Effectivement quand ils arrivèrent au 425 de la 52e Rue, cinq hommes du FBI étaient déjà là. L’hélicoptère les avait tout simplement déposés sur le toit de l’immeuble. En trois minutes. À son micro, Chris Jones diffusa le signalement de Janos Ferenczi avant de rejoindre Malko et Milton dans le hall.

Le portier, qui avait été chercher un taxi pour Malko, eut un haut-le-corps en l’apercevant :

— Mais je connais ce type-là, glapit-il. Il a voulu…

Chris Jones l’arrêta :

— C’est notre patron. Vous avez quelque chose à dire ?

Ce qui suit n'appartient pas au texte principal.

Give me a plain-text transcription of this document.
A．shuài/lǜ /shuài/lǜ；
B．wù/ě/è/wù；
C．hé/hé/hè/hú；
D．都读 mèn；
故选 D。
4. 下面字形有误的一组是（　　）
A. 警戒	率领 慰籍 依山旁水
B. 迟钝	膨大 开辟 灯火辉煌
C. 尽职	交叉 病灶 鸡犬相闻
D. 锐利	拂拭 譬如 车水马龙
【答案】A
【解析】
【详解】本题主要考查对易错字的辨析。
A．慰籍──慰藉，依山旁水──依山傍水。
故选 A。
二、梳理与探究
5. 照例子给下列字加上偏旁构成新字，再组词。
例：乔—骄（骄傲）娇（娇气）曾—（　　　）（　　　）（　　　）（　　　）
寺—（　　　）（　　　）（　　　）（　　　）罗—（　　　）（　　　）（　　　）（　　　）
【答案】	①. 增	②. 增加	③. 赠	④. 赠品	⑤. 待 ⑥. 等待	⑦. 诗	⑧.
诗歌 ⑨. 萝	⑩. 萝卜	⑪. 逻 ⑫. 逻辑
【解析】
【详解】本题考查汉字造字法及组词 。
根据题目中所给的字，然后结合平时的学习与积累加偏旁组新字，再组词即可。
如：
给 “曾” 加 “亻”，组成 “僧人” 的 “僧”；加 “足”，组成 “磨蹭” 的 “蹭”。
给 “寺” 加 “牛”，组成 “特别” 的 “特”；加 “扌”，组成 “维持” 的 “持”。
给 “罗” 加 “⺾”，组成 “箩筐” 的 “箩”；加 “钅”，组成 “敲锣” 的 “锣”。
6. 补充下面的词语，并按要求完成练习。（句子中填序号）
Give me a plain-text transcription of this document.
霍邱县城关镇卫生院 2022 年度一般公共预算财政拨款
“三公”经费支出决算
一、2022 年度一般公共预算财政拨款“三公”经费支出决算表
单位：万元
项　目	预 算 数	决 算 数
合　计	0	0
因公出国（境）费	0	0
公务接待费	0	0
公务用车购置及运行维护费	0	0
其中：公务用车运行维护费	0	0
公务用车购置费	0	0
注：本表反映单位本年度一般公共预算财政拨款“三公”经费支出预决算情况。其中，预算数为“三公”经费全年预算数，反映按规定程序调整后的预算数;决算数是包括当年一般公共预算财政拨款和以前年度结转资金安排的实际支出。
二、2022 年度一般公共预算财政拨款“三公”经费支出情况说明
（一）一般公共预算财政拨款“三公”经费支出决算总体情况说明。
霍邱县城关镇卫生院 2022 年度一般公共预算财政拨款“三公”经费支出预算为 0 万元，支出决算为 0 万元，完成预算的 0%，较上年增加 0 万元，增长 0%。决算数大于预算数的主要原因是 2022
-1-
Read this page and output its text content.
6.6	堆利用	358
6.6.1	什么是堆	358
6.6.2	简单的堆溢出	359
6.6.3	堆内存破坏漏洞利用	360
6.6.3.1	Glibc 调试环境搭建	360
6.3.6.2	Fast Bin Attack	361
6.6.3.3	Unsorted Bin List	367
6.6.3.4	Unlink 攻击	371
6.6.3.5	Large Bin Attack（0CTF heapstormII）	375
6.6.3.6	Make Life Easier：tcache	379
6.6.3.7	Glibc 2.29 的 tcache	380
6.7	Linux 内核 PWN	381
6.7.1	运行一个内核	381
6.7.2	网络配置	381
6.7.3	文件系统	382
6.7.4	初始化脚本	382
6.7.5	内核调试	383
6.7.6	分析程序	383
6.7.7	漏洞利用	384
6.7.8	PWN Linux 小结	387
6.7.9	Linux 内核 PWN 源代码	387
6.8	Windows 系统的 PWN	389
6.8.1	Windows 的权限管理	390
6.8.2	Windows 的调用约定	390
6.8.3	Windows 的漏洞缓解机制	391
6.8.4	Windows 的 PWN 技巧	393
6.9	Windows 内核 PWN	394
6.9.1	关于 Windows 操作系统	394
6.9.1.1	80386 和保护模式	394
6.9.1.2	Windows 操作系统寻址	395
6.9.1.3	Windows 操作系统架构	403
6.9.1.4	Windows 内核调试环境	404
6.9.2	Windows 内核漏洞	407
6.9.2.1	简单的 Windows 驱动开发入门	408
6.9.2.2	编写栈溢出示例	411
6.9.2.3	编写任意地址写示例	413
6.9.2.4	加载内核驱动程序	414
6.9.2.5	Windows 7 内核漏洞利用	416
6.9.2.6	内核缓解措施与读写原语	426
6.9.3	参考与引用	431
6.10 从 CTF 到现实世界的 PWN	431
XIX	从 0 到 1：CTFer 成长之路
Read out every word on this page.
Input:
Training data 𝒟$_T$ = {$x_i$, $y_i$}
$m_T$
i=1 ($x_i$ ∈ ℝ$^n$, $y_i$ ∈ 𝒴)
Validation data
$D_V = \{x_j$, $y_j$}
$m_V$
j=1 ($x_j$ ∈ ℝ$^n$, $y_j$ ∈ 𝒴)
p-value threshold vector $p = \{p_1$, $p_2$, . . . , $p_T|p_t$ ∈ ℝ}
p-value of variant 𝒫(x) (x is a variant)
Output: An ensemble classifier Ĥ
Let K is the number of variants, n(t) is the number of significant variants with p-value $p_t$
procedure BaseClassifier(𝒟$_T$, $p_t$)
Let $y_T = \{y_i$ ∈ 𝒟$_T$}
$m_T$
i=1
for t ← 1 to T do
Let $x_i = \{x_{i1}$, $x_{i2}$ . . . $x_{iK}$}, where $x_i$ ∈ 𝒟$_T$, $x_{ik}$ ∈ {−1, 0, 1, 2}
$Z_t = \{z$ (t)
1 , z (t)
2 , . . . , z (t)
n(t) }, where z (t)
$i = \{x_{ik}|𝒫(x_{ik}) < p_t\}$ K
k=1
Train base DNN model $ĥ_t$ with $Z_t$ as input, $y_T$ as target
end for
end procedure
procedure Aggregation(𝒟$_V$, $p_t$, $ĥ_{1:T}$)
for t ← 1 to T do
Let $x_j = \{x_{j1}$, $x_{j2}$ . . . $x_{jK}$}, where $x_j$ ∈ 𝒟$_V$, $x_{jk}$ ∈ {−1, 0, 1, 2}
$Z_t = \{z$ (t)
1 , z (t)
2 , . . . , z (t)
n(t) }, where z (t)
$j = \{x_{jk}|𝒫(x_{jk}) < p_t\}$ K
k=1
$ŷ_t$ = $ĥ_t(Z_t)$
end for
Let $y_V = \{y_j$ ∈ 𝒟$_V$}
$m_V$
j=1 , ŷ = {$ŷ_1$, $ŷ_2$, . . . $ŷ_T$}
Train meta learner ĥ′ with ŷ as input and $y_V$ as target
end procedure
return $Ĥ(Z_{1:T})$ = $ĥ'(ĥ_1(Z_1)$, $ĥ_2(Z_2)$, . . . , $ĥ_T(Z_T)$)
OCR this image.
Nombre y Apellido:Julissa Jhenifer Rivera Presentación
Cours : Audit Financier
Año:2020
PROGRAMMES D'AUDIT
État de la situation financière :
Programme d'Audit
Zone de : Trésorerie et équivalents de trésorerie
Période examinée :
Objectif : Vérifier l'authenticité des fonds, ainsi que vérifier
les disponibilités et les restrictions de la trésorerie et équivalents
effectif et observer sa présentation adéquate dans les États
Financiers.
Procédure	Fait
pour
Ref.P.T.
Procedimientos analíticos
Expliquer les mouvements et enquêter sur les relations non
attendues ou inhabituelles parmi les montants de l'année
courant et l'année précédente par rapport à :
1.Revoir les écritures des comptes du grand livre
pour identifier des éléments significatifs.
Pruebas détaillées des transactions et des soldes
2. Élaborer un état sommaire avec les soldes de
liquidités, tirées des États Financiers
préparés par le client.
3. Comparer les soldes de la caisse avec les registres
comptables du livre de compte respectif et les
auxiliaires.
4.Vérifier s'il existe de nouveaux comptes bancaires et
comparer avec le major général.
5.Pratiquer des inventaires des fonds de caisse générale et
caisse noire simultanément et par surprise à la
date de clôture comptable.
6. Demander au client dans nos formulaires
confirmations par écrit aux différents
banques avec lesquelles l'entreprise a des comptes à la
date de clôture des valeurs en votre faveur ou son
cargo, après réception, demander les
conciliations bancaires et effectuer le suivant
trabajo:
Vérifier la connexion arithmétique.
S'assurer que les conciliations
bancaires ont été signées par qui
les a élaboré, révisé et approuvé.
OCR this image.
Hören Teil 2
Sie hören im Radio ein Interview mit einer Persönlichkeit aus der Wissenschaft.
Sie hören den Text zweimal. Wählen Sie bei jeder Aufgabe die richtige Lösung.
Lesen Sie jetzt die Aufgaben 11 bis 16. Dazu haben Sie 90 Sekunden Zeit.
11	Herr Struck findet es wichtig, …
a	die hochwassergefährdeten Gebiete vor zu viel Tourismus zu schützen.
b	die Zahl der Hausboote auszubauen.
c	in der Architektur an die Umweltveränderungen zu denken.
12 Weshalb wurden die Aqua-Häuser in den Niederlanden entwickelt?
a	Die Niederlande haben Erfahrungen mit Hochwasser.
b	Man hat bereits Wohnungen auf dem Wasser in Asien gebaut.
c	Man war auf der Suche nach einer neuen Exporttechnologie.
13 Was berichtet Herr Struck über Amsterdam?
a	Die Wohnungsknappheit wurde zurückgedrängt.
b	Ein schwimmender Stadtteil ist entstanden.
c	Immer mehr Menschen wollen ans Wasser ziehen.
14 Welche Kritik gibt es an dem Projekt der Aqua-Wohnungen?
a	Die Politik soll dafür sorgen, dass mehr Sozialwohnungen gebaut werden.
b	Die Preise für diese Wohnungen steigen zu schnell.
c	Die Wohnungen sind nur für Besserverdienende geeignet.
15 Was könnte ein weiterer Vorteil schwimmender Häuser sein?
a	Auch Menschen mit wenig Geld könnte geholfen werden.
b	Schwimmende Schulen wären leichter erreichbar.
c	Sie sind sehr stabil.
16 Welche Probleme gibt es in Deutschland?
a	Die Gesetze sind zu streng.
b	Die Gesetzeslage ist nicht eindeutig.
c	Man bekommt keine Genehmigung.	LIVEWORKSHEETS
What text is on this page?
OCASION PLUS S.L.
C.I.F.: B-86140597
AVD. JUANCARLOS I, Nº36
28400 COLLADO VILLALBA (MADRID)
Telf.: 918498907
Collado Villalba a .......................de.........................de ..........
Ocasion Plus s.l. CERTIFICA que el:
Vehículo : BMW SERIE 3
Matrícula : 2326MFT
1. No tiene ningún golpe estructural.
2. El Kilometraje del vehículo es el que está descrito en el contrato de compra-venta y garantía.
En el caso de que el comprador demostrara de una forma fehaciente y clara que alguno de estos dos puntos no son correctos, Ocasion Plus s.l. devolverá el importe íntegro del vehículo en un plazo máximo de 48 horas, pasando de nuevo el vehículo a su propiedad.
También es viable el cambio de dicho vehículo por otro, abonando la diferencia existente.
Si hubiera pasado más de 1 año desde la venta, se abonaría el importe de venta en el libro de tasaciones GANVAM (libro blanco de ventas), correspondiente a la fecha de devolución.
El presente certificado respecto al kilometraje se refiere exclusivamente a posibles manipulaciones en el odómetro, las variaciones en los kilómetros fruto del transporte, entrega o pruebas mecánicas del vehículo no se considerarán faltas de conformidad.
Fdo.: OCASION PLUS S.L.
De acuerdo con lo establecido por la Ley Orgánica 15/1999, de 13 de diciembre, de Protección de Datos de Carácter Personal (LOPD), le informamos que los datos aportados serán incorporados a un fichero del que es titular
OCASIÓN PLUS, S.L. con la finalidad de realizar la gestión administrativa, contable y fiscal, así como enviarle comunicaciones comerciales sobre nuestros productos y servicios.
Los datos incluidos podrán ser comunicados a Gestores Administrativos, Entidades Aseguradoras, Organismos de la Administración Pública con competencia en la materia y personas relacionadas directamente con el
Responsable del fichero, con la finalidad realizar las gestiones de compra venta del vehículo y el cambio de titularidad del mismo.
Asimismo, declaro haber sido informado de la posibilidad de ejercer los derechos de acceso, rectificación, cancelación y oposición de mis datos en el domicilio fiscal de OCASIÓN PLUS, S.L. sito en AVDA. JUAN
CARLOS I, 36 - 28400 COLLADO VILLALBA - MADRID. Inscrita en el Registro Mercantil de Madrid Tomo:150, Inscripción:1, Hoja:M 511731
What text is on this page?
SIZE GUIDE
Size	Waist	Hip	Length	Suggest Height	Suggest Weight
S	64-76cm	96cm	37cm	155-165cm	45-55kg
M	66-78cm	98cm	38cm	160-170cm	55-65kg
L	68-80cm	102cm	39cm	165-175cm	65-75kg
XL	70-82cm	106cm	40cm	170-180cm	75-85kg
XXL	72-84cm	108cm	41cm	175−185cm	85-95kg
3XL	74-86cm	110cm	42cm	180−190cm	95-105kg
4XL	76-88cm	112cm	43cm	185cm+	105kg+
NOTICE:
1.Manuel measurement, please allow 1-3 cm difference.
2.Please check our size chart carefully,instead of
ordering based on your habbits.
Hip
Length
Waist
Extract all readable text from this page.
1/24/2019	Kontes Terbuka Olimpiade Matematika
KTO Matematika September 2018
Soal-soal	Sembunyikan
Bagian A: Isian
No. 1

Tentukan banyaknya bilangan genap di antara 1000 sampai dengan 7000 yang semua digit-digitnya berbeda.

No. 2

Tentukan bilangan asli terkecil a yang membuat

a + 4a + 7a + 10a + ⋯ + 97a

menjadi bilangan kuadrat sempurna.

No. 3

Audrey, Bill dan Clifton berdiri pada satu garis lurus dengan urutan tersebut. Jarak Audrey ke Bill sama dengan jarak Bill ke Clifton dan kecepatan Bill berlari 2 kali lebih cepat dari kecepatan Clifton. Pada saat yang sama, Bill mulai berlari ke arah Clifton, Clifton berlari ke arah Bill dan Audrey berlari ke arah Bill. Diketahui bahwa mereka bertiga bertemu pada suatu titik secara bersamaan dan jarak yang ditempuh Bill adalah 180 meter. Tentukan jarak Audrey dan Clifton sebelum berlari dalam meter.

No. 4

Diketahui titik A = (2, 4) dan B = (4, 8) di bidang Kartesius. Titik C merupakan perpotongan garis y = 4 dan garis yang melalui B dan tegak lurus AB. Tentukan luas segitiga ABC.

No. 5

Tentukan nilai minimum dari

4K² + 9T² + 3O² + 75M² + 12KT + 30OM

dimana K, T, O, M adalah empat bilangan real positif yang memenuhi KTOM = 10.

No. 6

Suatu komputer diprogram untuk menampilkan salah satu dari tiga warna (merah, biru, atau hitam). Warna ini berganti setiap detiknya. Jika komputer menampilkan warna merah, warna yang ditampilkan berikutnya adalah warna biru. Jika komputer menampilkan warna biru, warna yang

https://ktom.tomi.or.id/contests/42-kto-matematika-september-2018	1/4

Puis il se tourna vers les agents du FBI.

— Où est la fille ?

— Pas dans l’appartement, répondit l’autre. Nous avons tout fouillé. Deux gars de chez nous y sont en permanence.

— Personne ne l’a demandée ?

— Personne, sauf un coup de téléphone. On a raccroché tout de suite, sans rien dire.

— Vous avez des hommes partout ? demanda Malko.

— Jusque dans le vide-ordures.

Tout ce déploiement de force ne servait à rien tant qu’on ignorait où se trouvait Sabrina. Malko eut une inspiration :

— Allons à l’appartement.

Ils montèrent avec Chris et Milton. Les hommes du FBI leur ouvrirent. Le cœur battant, Malko alla au meuble d’où Martin avait sorti le masque de caoutchouc. L’objet n’avait pas bougé.

Il le sortit et le tendit à Chris Jones :

— Gardez cela comme un billet de mille dollars. C’est la première preuve que je ne suis ni fou, ni traître…

Déployant le masque, il expliqua au gorille de quoi il s’agissait. Chris Jones siffla d’admiration :

— Eh bien ! je ne m’étonne pas qu’ils vous aient eu, avec des trucs comme ça. Moi qui croyais qu’ils en étaient restés au couteau entre les dents.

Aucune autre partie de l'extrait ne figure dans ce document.